The president isn't expected to make an appearance at the meeting with the Secular Coalition for America or to unveil any new policy as a result of it.
Instead, several administration officials will sit down quietly for a morning meeting at the Eisenhower Executive Office Building on the White House campus with about 60 workhorses from the coalition's 10 member groups. including the American Atheists and the Council for Secular Humanism. Tina Tchen, the director of the White House Office of Public Engagement, and representative from the Justice and Health and Human Services departments will participate.
Coalition leaders are billing their visit as an important meeting between a presidential administration and the "nontheist" community.
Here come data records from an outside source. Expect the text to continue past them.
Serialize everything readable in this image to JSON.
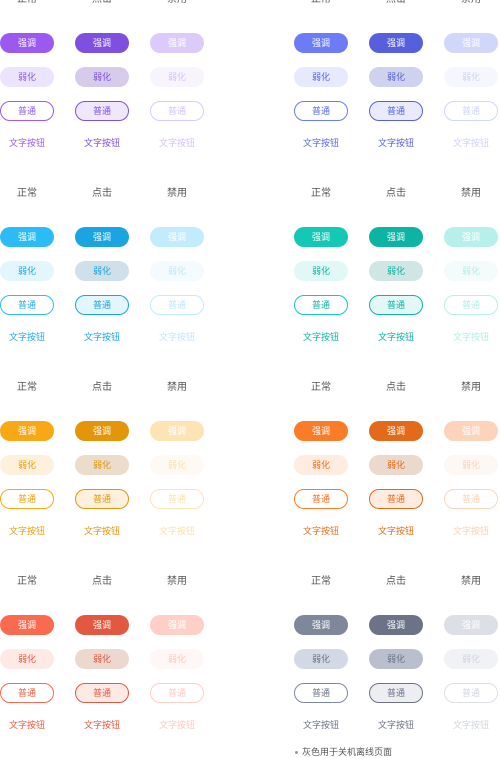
{
  "state_labels": [
    "正常",
    "点击",
    "禁用"
  ],
  "button_labels": {
    "strong": "强调",
    "weak": "弱化",
    "normal": "普通",
    "text": "文字按钮"
  },
  "note": "灰色用于关机离线页面",
  "palettes": [
    {
      "name": "purple",
      "states": [
        {
          "strong_bg": "#9b59f0",
          "weak_bg": "#ece4fc",
          "weak_fg": "#8c5ae8",
          "normal_border": "#9b59f0",
          "normal_bg": "#ffffff",
          "normal_fg": "#8c5ae8",
          "text_fg": "#9b59f0"
        },
        {
          "strong_bg": "#7f4fe0",
          "weak_bg": "#d7cbec",
          "weak_fg": "#7f4fe0",
          "normal_border": "#7f4fe0",
          "normal_bg": "#efe8fb",
          "normal_fg": "#7f4fe0",
          "text_fg": "#7f4fe0"
        },
        {
          "strong_bg": "#dccbfa",
          "weak_bg": "#f8f4fe",
          "weak_fg": "#d4c2f7",
          "normal_border": "#dccbfa",
          "normal_bg": "#ffffff",
          "normal_fg": "#d4c2f7",
          "text_fg": "#d4c2f7"
        }
      ]
    },
    {
      "name": "blue",
      "states": [
        {
          "strong_bg": "#6b7cf6",
          "weak_bg": "#e7e9fd",
          "weak_fg": "#5a68e6",
          "normal_border": "#6b7cf6",
          "normal_bg": "#ffffff",
          "normal_fg": "#5a68e6",
          "text_fg": "#5a68e6"
        },
        {
          "strong_bg": "#5660dd",
          "weak_bg": "#cfd2ee",
          "weak_fg": "#5660dd",
          "normal_border": "#5660dd",
          "normal_bg": "#e9ebfc",
          "normal_fg": "#5660dd",
          "text_fg": "#5660dd"
        },
        {
          "strong_bg": "#d1d6fb",
          "weak_bg": "#f6f7fe",
          "weak_fg": "#cdd2f8",
          "normal_border": "#d1d6fb",
          "normal_bg": "#ffffff",
          "normal_fg": "#cdd2f8",
          "text_fg": "#cdd2f8"
        }
      ]
    },
    {
      "name": "cyan",
      "states": [
        {
          "strong_bg": "#2bbcf5",
          "weak_bg": "#e3f5fd",
          "weak_fg": "#1fa8e6",
          "normal_border": "#2bbcf5",
          "normal_bg": "#ffffff",
          "normal_fg": "#1fa8e6",
          "text_fg": "#1fa8e6"
        },
        {
          "strong_bg": "#1aa5e0",
          "weak_bg": "#cfe0ea",
          "weak_fg": "#1aa5e0",
          "normal_border": "#1aa5e0",
          "normal_bg": "#e3f5fd",
          "normal_fg": "#1aa5e0",
          "text_fg": "#1aa5e0"
        },
        {
          "strong_bg": "#c2ebfc",
          "weak_bg": "#f4fbfe",
          "weak_fg": "#bfe7f8",
          "normal_border": "#c2ebfc",
          "normal_bg": "#ffffff",
          "normal_fg": "#bfe7f8",
          "text_fg": "#bfe7f8"
        }
      ]
    },
    {
      "name": "teal",
      "states": [
        {
          "strong_bg": "#14c8b6",
          "weak_bg": "#e2f8f6",
          "weak_fg": "#10b3a3",
          "normal_border": "#14c8b6",
          "normal_bg": "#ffffff",
          "normal_fg": "#10b3a3",
          "text_fg": "#10b3a3"
        },
        {
          "strong_bg": "#0db3a3",
          "weak_bg": "#cfe6e4",
          "weak_fg": "#0db3a3",
          "normal_border": "#0db3a3",
          "normal_bg": "#e2f8f6",
          "normal_fg": "#0db3a3",
          "text_fg": "#0db3a3"
        },
        {
          "strong_bg": "#b7f0ea",
          "weak_bg": "#f3fcfb",
          "weak_fg": "#b3ece6",
          "normal_border": "#b7f0ea",
          "normal_bg": "#ffffff",
          "normal_fg": "#b3ece6",
          "text_fg": "#b3ece6"
        }
      ]
    },
    {
      "name": "amber",
      "states": [
        {
          "strong_bg": "#f7a814",
          "weak_bg": "#fdf1dd",
          "weak_fg": "#ec9e0a",
          "normal_border": "#f7a814",
          "normal_bg": "#ffffff",
          "normal_fg": "#ec9e0a",
          "text_fg": "#ec9e0a"
        },
        {
          "strong_bg": "#e3960a",
          "weak_bg": "#ecdccb",
          "weak_fg": "#e3960a",
          "normal_border": "#e3960a",
          "normal_bg": "#fdf1dd",
          "normal_fg": "#e3960a",
          "text_fg": "#e3960a"
        },
        {
          "strong_bg": "#fde4b5",
          "weak_bg": "#fefaf3",
          "weak_fg": "#fbdfae",
          "normal_border": "#fde4b5",
          "normal_bg": "#ffffff",
          "normal_fg": "#fbdfae",
          "text_fg": "#fbdfae"
        }
      ]
    },
    {
      "name": "orange",
      "states": [
        {
          "strong_bg": "#fa7b28",
          "weak_bg": "#feece1",
          "weak_fg": "#ee6f1d",
          "normal_border": "#fa7b28",
          "normal_bg": "#ffffff",
          "normal_fg": "#ee6f1d",
          "text_fg": "#ee6f1d"
        },
        {
          "strong_bg": "#e36a1a",
          "weak_bg": "#ecd9cd",
          "weak_fg": "#e36a1a",
          "normal_border": "#e36a1a",
          "normal_bg": "#feece1",
          "normal_fg": "#e36a1a",
          "text_fg": "#e36a1a"
        },
        {
          "strong_bg": "#fdd4bb",
          "weak_bg": "#fef8f4",
          "weak_fg": "#fbd1b6",
          "normal_border": "#fdd4bb",
          "normal_bg": "#ffffff",
          "normal_fg": "#fbd1b6",
          "text_fg": "#fbd1b6"
        }
      ]
    },
    {
      "name": "red",
      "states": [
        {
          "strong_bg": "#fa6a4f",
          "weak_bg": "#feeae5",
          "weak_fg": "#ec5a3f",
          "normal_border": "#fa6a4f",
          "normal_bg": "#ffffff",
          "normal_fg": "#ec5a3f",
          "text_fg": "#ec5a3f"
        },
        {
          "strong_bg": "#e35840",
          "weak_bg": "#ecd8cf",
          "weak_fg": "#e35840",
          "normal_border": "#e35840",
          "normal_bg": "#feeae5",
          "normal_fg": "#e35840",
          "text_fg": "#e35840"
        },
        {
          "strong_bg": "#fdcfc6",
          "weak_bg": "#fef7f5",
          "weak_fg": "#fbcac0",
          "normal_border": "#fdcfc6",
          "normal_bg": "#ffffff",
          "normal_fg": "#fbcac0",
          "text_fg": "#fbcac0"
        }
      ]
    },
    {
      "name": "gray",
      "states": [
        {
          "strong_bg": "#7f879a",
          "weak_bg": "#d3d9e4",
          "weak_fg": "#6b7386",
          "normal_border": "#7f879a",
          "normal_bg": "#ffffff",
          "normal_fg": "#6b7386",
          "text_fg": "#6b7386"
        },
        {
          "strong_bg": "#6c7386",
          "weak_bg": "#b9bfcc",
          "weak_fg": "#6c7386",
          "normal_border": "#6c7386",
          "normal_bg": "#eceef2",
          "normal_fg": "#6c7386",
          "text_fg": "#6c7386"
        },
        {
          "strong_bg": "#dcdfe5",
          "weak_bg": "#f1f2f5",
          "weak_fg": "#d0d4dc",
          "normal_border": "#dcdfe5",
          "normal_bg": "#ffffff",
          "normal_fg": "#d0d4dc",
          "text_fg": "#d0d4dc"
        }
      ]
    }
  ]
}
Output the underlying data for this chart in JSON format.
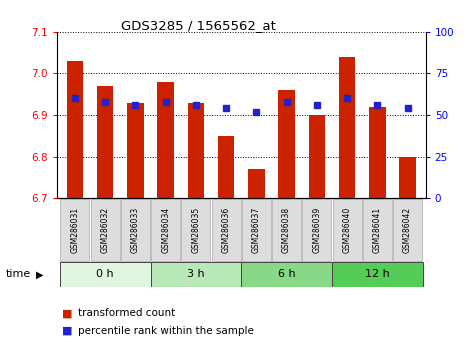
{
  "title": "GDS3285 / 1565562_at",
  "samples": [
    "GSM286031",
    "GSM286032",
    "GSM286033",
    "GSM286034",
    "GSM286035",
    "GSM286036",
    "GSM286037",
    "GSM286038",
    "GSM286039",
    "GSM286040",
    "GSM286041",
    "GSM286042"
  ],
  "red_values": [
    7.03,
    6.97,
    6.93,
    6.98,
    6.93,
    6.85,
    6.77,
    6.96,
    6.9,
    7.04,
    6.92,
    6.8
  ],
  "blue_values": [
    60,
    58,
    56,
    58,
    56,
    54,
    52,
    58,
    56,
    60,
    56,
    54
  ],
  "ylim_left": [
    6.7,
    7.1
  ],
  "ylim_right": [
    0,
    100
  ],
  "yticks_left": [
    6.7,
    6.8,
    6.9,
    7.0,
    7.1
  ],
  "yticks_right": [
    0,
    25,
    50,
    75,
    100
  ],
  "time_groups": [
    {
      "label": "0 h",
      "start": 0,
      "end": 3,
      "color": "#e0f5e0"
    },
    {
      "label": "3 h",
      "start": 3,
      "end": 6,
      "color": "#b8e8b8"
    },
    {
      "label": "6 h",
      "start": 6,
      "end": 9,
      "color": "#88d888"
    },
    {
      "label": "12 h",
      "start": 9,
      "end": 12,
      "color": "#55cc55"
    }
  ],
  "bar_color": "#cc2200",
  "blue_marker_color": "#2222cc",
  "bar_width": 0.55,
  "baseline": 6.7,
  "legend_red": "transformed count",
  "legend_blue": "percentile rank within the sample",
  "sample_box_color": "#dddddd",
  "sample_box_edge": "#aaaaaa"
}
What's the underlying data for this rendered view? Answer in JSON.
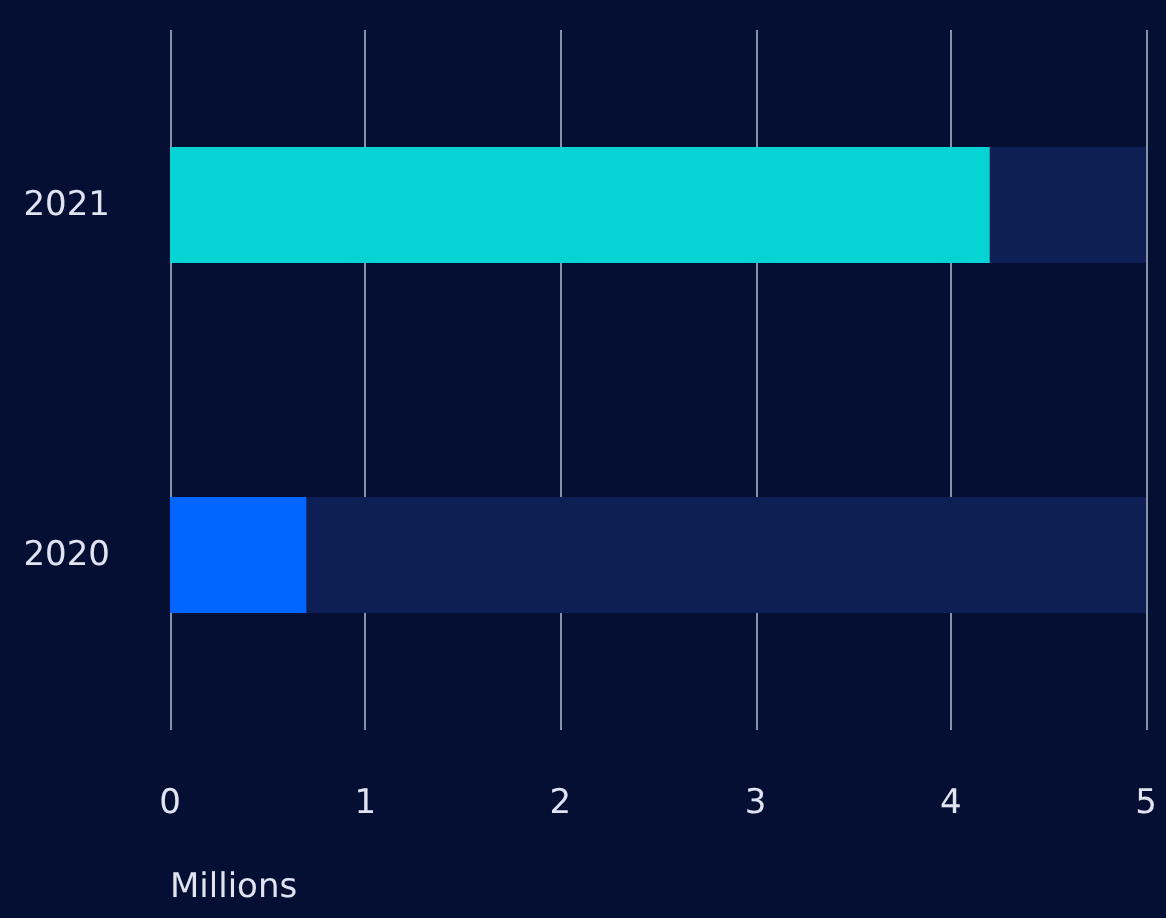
{
  "chart_data": {
    "type": "bar",
    "orientation": "horizontal",
    "stacked": true,
    "xlabel": "Millions",
    "categories": [
      "2021",
      "2020"
    ],
    "series": [
      {
        "colors": [
          "#06d3d3",
          "#0066ff"
        ],
        "values": [
          4.2,
          0.7
        ]
      },
      {
        "color": "#0e1f55",
        "values": [
          0.8,
          4.3
        ]
      }
    ],
    "xlim": [
      0,
      5
    ],
    "xticks": [
      0,
      1,
      2,
      3,
      4,
      5
    ],
    "grid": "x"
  }
}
On the agenda are three policy areas: child medical neglect, military proselytizing and faith-based initiatives.
"We're raising important issues that affect real people's lives," said Sean Faircloth, 49, a former Maine state legislator who's the coalition's executive director.
White House apokesman Shin Inouye downplayed the meeting, saying only that Tchen's office "regularly meets with a wide range of organizations and individuals on a diverse set of issues."
The coalition's board includes such controversy magnets as authors Salman Rushdie (The Stanic Verses) and Christopher Hitchens ("God is NOT Great") as well as Michael Newdow, the Sacremento, CA doctor who argued against allowing the words "under God" in the Pledge of Allegiance before the Supreme Court, but didn't prevail. S. Carolina activist Herb Silverman founded the coalition in 2002. It's had a Washington office and a lobbiest since 2005.
Coalition members plan to use Friday's meeting to advocate closing federal loopholes in the law that governs medical neglect.They say that officials in any state should be able to remove sick children who need medical treatment from homes in which parents believe in faith healing as easily as they could intervens on behalf of other children.